CX. Applications spécialisées. Collaboratif. L’ERP ne serait plus à la mode ? Pas grave, les modes passent ; l’ERP reste. C’est en substance ce que l’année 2020 a montré. Certes, c’est bien la collaboration et la cybersécurité qui ont fait l’actualité – à juste titre – mais les opérations – celles qui structurent le cœur des entreprises (la comptabilité, les RH, la supply chain, etc.) – n’ont pu être assurées qu’avec ces outils « socles », souvent anciens, mais encore vaillants. Avec cette crise beaucoup de dirigeants se rendent bien compte qu’il faudra tout de même les moderniser. S’ils ont du budget.
Dichotomie entre PME et grands groupes
C’est bien sur ce point de l’argent que les différences ont été les plus visibles en 2020. Alors que les grands groupes, qui disposent de réserves financières, ont accéléré leur « transformation digitale », les organisations de plus petites tailles ont dû mettre des projets en pause (comme l’analysait le responsable de SAP France, Frédéric Chauviré, dans nos colonnes).
Une même dichotomie existe entre les secteurs touchés (tourisme, aéronautique, etc.) et ceux plus épargnés, dixit Teknowlogy.
Ceci dit, la nature de l’ERP est en train de changer. Il devient plus SaaS, pour être plus flexible. Même si, comme nous le rappelait Liz Herbert de Forrester, le cloud est bien loin d’avoir pris le pouvoir.
L’ERP devient plus proche des métiers (avec plus d’applications opérationnelles développées sur mesure, et qui s’appuient sur ses données et ses processus). Il est aussi plus hybride (avec une philosophie davantage « best of breed », mais restant cohérente ; un grand écart rendu possible par la multiplication des outils d’intégration comme les connecteurs natifs, les API, les SDK, les iPaaS voire le RPA). C’est en tout cas le constat de Panorama Research.

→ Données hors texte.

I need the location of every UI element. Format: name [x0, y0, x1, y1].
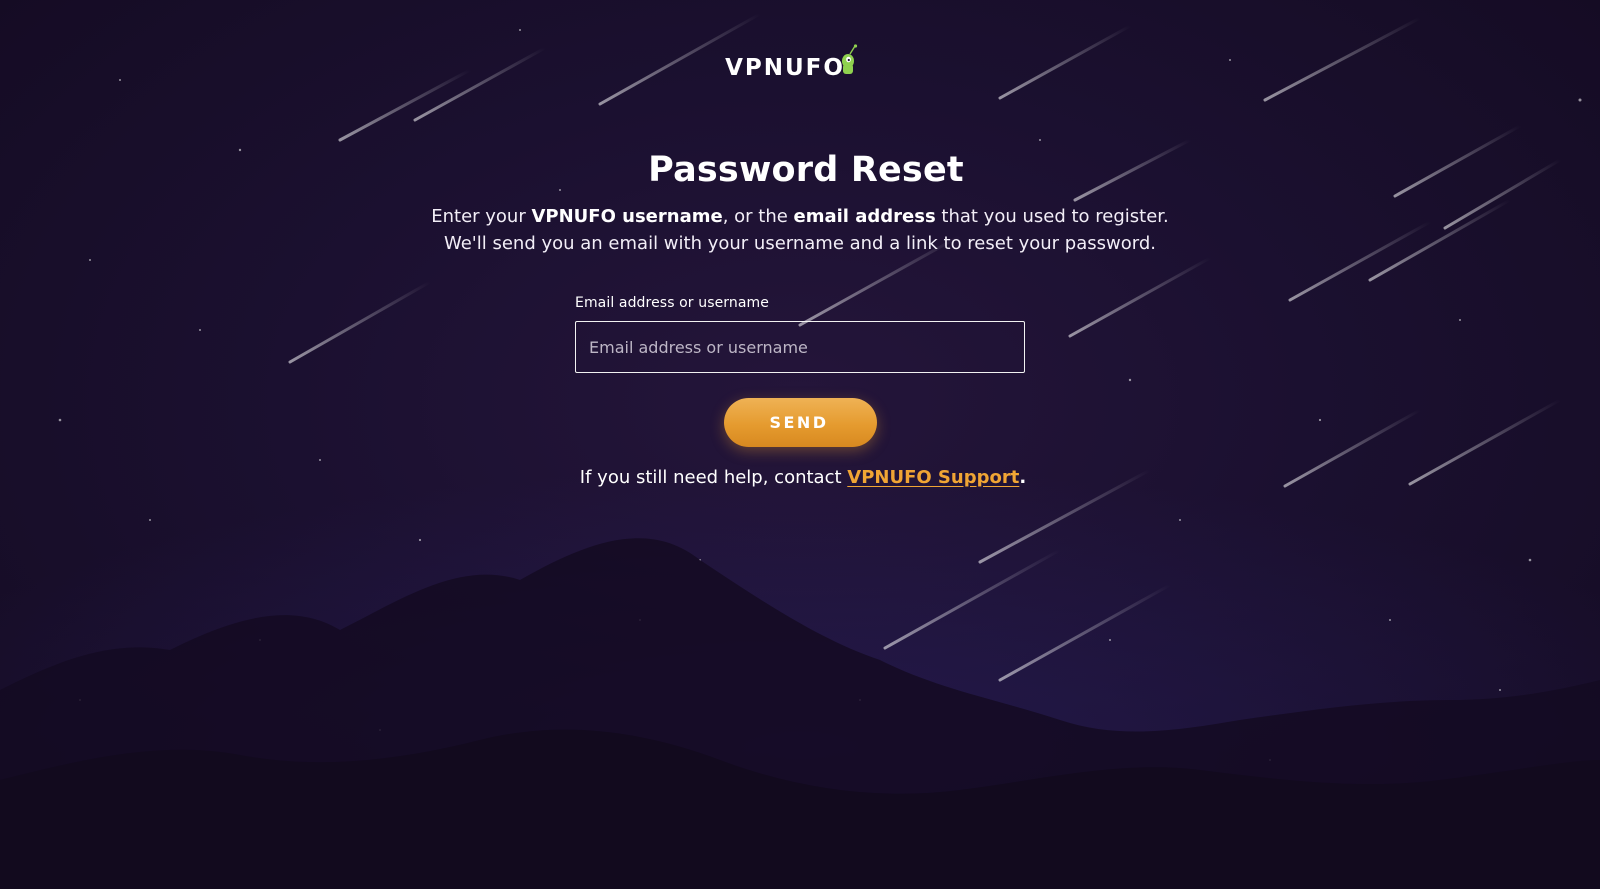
logo-wordmark: VPNUFO — [725, 55, 845, 81]
intro-text: Enter your VPNUFO username, or the email… — [420, 203, 1180, 257]
intro-part-1: Enter your — [431, 206, 532, 227]
help-suffix: . — [1019, 467, 1027, 488]
help-prefix: If you still need help, contact — [579, 467, 848, 488]
page-title: Password Reset — [648, 150, 964, 190]
brand-logo[interactable]: VPNUFO — [0, 44, 1600, 80]
intro-bold-email: email address — [793, 206, 936, 227]
intro-bold-username: VPNUFO username — [531, 206, 723, 227]
send-button[interactable]: SEND — [723, 398, 877, 447]
alien-icon — [841, 44, 858, 74]
password-reset-panel: Password Reset Enter your VPNUFO usernam… — [0, 150, 1600, 506]
send-row: SEND — [575, 398, 1025, 447]
email-or-username-input[interactable] — [575, 321, 1025, 373]
help-text: If you still need help, contact VPNUFO S… — [0, 467, 1600, 488]
reset-form: Email address or username SEND — [575, 295, 1025, 447]
intro-part-2: , or the — [722, 206, 794, 227]
identifier-label: Email address or username — [575, 295, 770, 311]
support-link[interactable]: VPNUFO Support — [847, 467, 1019, 488]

L’IA se concrétise petit à petit dans l’ERP
Il devient aussi plus « intelligent », comme l’analyse un des experts les plus connaisseurs du marché, Franck Cohen, ancien de SAP et désormais conseiller spécial de Workday. L’Intelligence Artificielle infusée dans l’ERP automatise des tâches (réconciliation bancaire, etc.), sécurise la saisie des données (de factures par exemple avec de l’OCR augmentée), accélère les workflows et/ou les clôtures de compte.
Evan GoldbergExecutive Vice President, NetSuite
L’IA dans l’ERP « note » de plus en plus. Elle « score » (les candidats, les défaillances de matériel, etc.) et prévoit, même en milieu incertain comme cette année grâce à de nouveaux algorithmes de types LSTM.

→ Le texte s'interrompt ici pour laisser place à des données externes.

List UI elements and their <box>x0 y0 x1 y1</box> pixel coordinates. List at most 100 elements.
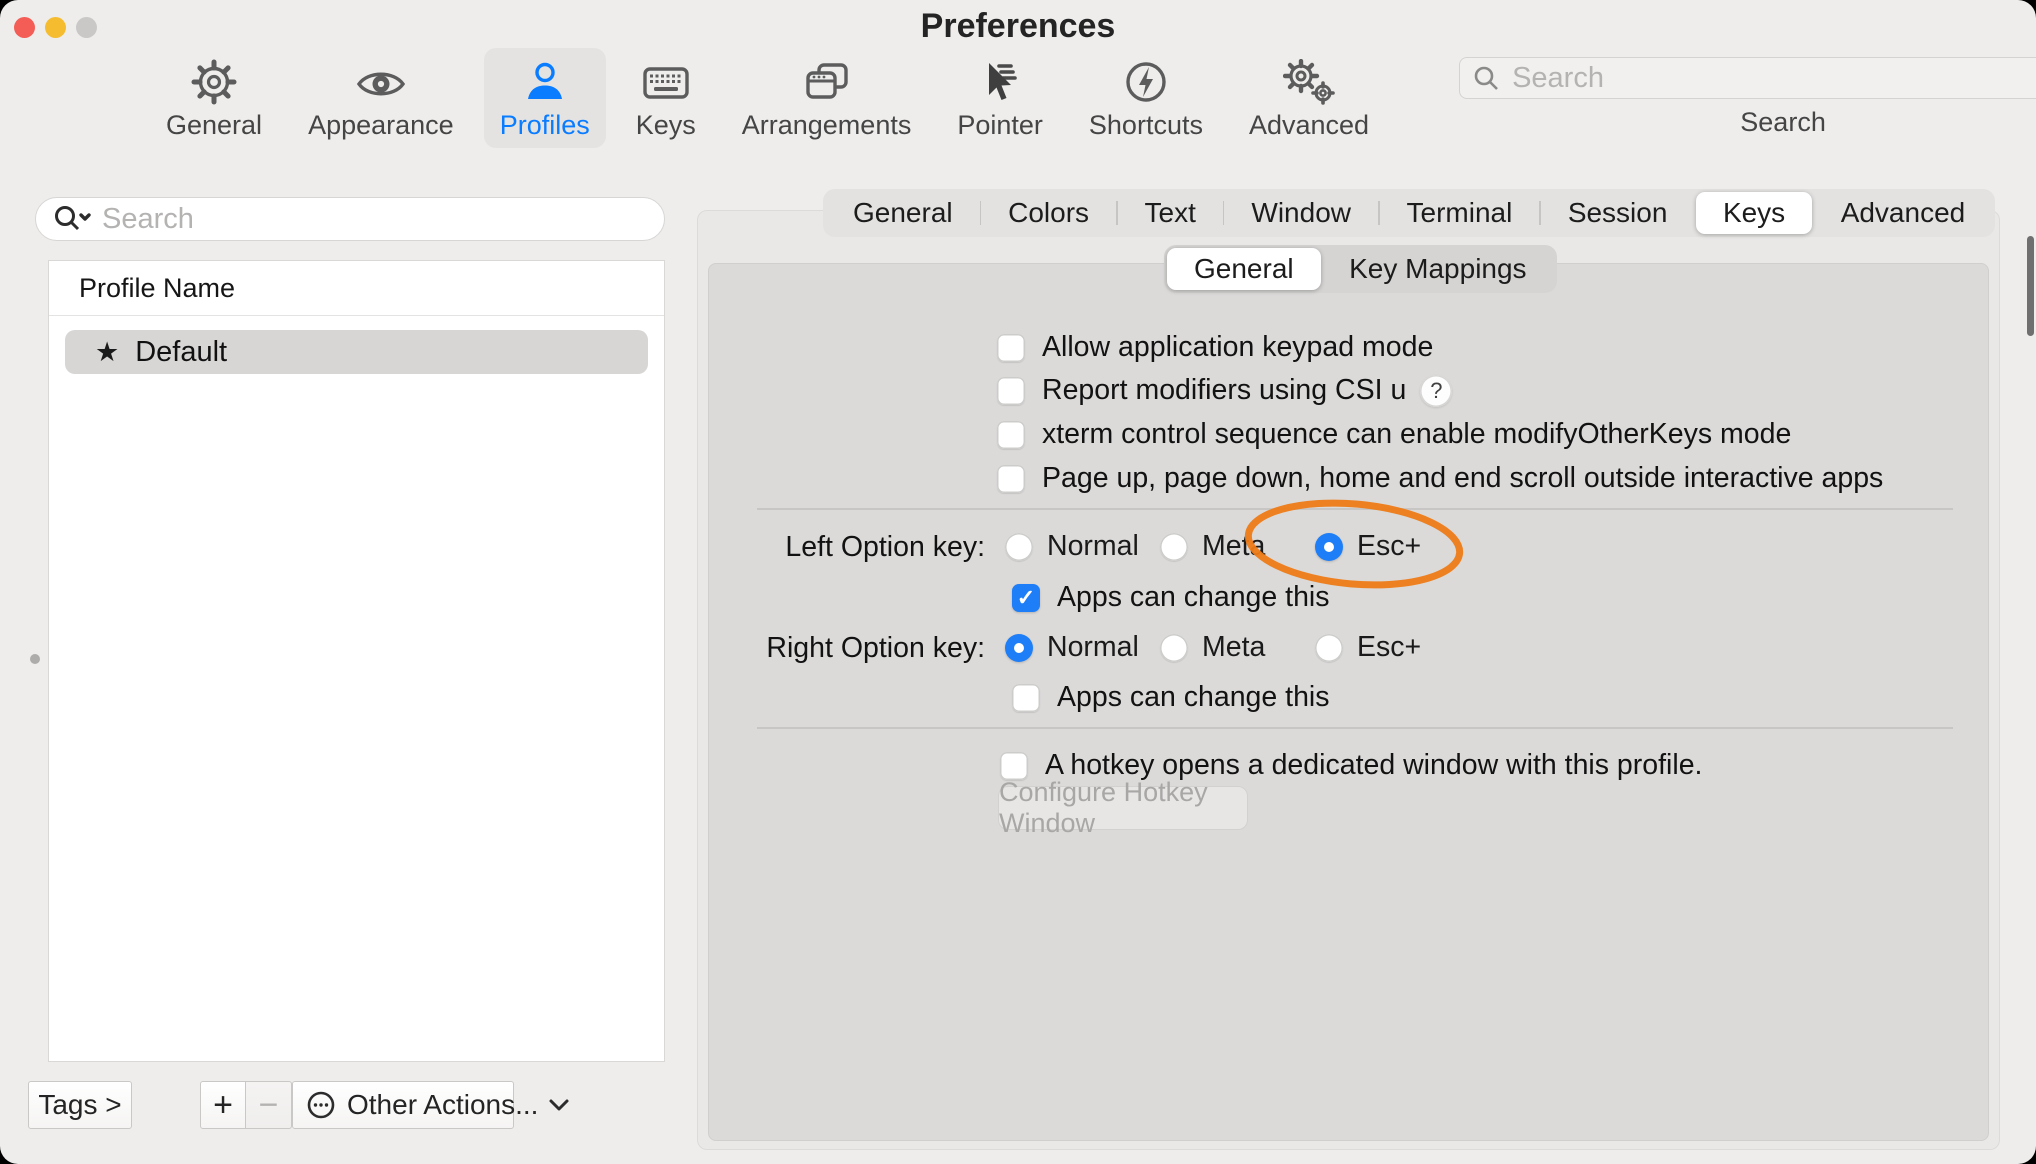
toolbar-search-input[interactable] <box>1510 61 2036 96</box>
profile-row-default[interactable]: ★ Default <box>65 330 648 374</box>
bolt-icon <box>1123 57 1169 105</box>
checkbox-label: Apps can change this <box>1057 581 1330 614</box>
radio-label: Esc+ <box>1357 631 1421 664</box>
other-actions-dropdown[interactable]: Other Actions... <box>292 1081 514 1129</box>
toolbar-item-appearance[interactable]: Appearance <box>292 48 470 148</box>
left-apps-can-change-row: ✓ Apps can change this <box>1012 581 1330 614</box>
gears-icon <box>1283 57 1335 105</box>
toolbar-item-label: Appearance <box>308 110 454 141</box>
checkbox-keypad-mode[interactable] <box>997 334 1025 362</box>
checkbox-label: Allow application keypad mode <box>1042 331 1433 364</box>
checkbox-row-page-scroll: Page up, page down, home and end scroll … <box>997 462 1883 495</box>
profile-settings-panel: General Colors Text Window Terminal Sess… <box>697 210 2000 1150</box>
profile-tab-bar: General Colors Text Window Terminal Sess… <box>823 189 1995 237</box>
preferences-window: Preferences General <box>0 0 2036 1164</box>
person-icon <box>522 57 568 105</box>
cursor-icon <box>977 57 1023 105</box>
keyboard-icon <box>641 57 691 105</box>
checkbox-left-apps-can-change[interactable]: ✓ <box>1012 584 1040 612</box>
search-menu-icon[interactable] <box>52 204 92 234</box>
checkbox-row-csi-u: Report modifiers using CSI u ? <box>997 374 1452 407</box>
help-button[interactable]: ? <box>1420 375 1452 407</box>
toolbar: General Appearance Profiles <box>150 48 2036 148</box>
radio-left-meta[interactable] <box>1160 533 1188 561</box>
tags-button[interactable]: Tags > <box>28 1081 132 1129</box>
profile-add-remove-group: + − <box>200 1081 292 1129</box>
search-icon <box>1472 64 1500 92</box>
toolbar-item-shortcuts[interactable]: Shortcuts <box>1073 48 1219 148</box>
right-option-key-label: Right Option key: <box>709 632 985 665</box>
checkbox-page-scroll[interactable] <box>997 465 1025 493</box>
star-icon: ★ <box>95 337 119 368</box>
configure-hotkey-window-button[interactable]: Configure Hotkey Window <box>998 786 1248 830</box>
checkbox-right-apps-can-change[interactable] <box>1012 684 1040 712</box>
toolbar-search-field[interactable] <box>1459 57 2036 99</box>
tab-text[interactable]: Text <box>1118 192 1223 234</box>
checkbox-row-modify-other-keys: xterm control sequence can enable modify… <box>997 418 1791 451</box>
radio-right-meta[interactable] <box>1160 634 1188 662</box>
toolbar-item-pointer[interactable]: Pointer <box>941 48 1059 148</box>
subtab-general[interactable]: General <box>1167 248 1321 290</box>
checkbox-label: Apps can change this <box>1057 681 1330 714</box>
left-option-key-label: Left Option key: <box>709 531 985 564</box>
right-option-normal: Normal <box>1005 631 1139 664</box>
toolbar-item-label: General <box>166 110 262 141</box>
profile-search-field[interactable] <box>35 197 665 241</box>
windows-icon <box>802 57 852 105</box>
tab-terminal[interactable]: Terminal <box>1380 192 1540 234</box>
toolbar-item-label: Arrangements <box>742 110 912 141</box>
keys-pane: General Key Mappings Allow application k… <box>708 263 1989 1141</box>
radio-left-normal[interactable] <box>1005 533 1033 561</box>
profile-search-input[interactable] <box>100 202 648 237</box>
tab-advanced[interactable]: Advanced <box>1814 192 1993 234</box>
tab-window[interactable]: Window <box>1224 192 1378 234</box>
pane-splitter-dot <box>30 654 40 664</box>
toolbar-search-label: Search <box>1740 107 1826 138</box>
toolbar-item-label: Pointer <box>957 110 1043 141</box>
left-option-meta: Meta <box>1160 530 1265 563</box>
radio-right-normal[interactable] <box>1005 634 1033 662</box>
toolbar-item-arrangements[interactable]: Arrangements <box>726 48 928 148</box>
divider <box>757 727 1953 729</box>
profile-list: Profile Name ★ Default <box>48 260 665 1062</box>
radio-label: Esc+ <box>1357 530 1421 563</box>
subtab-key-mappings[interactable]: Key Mappings <box>1322 248 1553 290</box>
radio-label: Normal <box>1047 530 1139 563</box>
toolbar-item-label: Advanced <box>1249 110 1369 141</box>
profile-name: Default <box>135 336 227 369</box>
ellipsis-circle-icon <box>305 1089 337 1121</box>
divider <box>757 508 1953 510</box>
radio-right-esc[interactable] <box>1315 634 1343 662</box>
checkbox-csi-u[interactable] <box>997 377 1025 405</box>
checkbox-label: xterm control sequence can enable modify… <box>1042 418 1791 451</box>
left-option-normal: Normal <box>1005 530 1139 563</box>
radio-left-esc[interactable] <box>1315 533 1343 561</box>
gear-icon <box>191 57 237 105</box>
toolbar-item-keys[interactable]: Keys <box>620 48 712 148</box>
tab-session[interactable]: Session <box>1541 192 1695 234</box>
tab-colors[interactable]: Colors <box>981 192 1116 234</box>
left-option-esc: Esc+ <box>1315 530 1421 563</box>
checkbox-modify-other-keys[interactable] <box>997 421 1025 449</box>
toolbar-item-profiles[interactable]: Profiles <box>484 48 606 148</box>
toolbar-search-item: Search <box>1459 48 2036 138</box>
right-apps-can-change-row: Apps can change this <box>1012 681 1330 714</box>
tab-keys[interactable]: Keys <box>1696 192 1812 234</box>
add-profile-button[interactable]: + <box>200 1081 246 1129</box>
scrollbar-thumb[interactable] <box>2027 236 2034 336</box>
checkbox-row-keypad: Allow application keypad mode <box>997 331 1433 364</box>
toolbar-item-label: Shortcuts <box>1089 110 1203 141</box>
tab-general[interactable]: General <box>826 192 980 234</box>
remove-profile-button[interactable]: − <box>246 1081 292 1129</box>
toolbar-item-label: Keys <box>636 110 696 141</box>
toolbar-item-general[interactable]: General <box>150 48 278 148</box>
toolbar-item-advanced[interactable]: Advanced <box>1233 48 1385 148</box>
radio-label: Normal <box>1047 631 1139 664</box>
toolbar-item-label: Profiles <box>500 110 590 141</box>
other-actions-label: Other Actions... <box>347 1089 538 1121</box>
checkbox-label: Report modifiers using CSI u <box>1042 374 1406 407</box>
profile-list-header: Profile Name <box>49 261 664 316</box>
right-option-esc: Esc+ <box>1315 631 1421 664</box>
checkbox-label: Page up, page down, home and end scroll … <box>1042 462 1883 495</box>
checkbox-hotkey-window[interactable] <box>1000 752 1028 780</box>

Enfin, en s’ajoutant à l’automatisation, la compréhension sémantique et le NLP introduisent petit à petit de nouvelles UI plus ergonomiques (chatbot, barre de recherche en langage naturel). Pour Evan Goldberg, Executive Vice President de NetSuite, « la meilleure UI [pour un ERP], ce n’est pas d’UI du tout », résumait-il en octobre lors d’un l’évènement virtuel organisé par l’éditeur fixant ainsi une ligne directrice pour l’interface de l’autre ERP d’Oracle.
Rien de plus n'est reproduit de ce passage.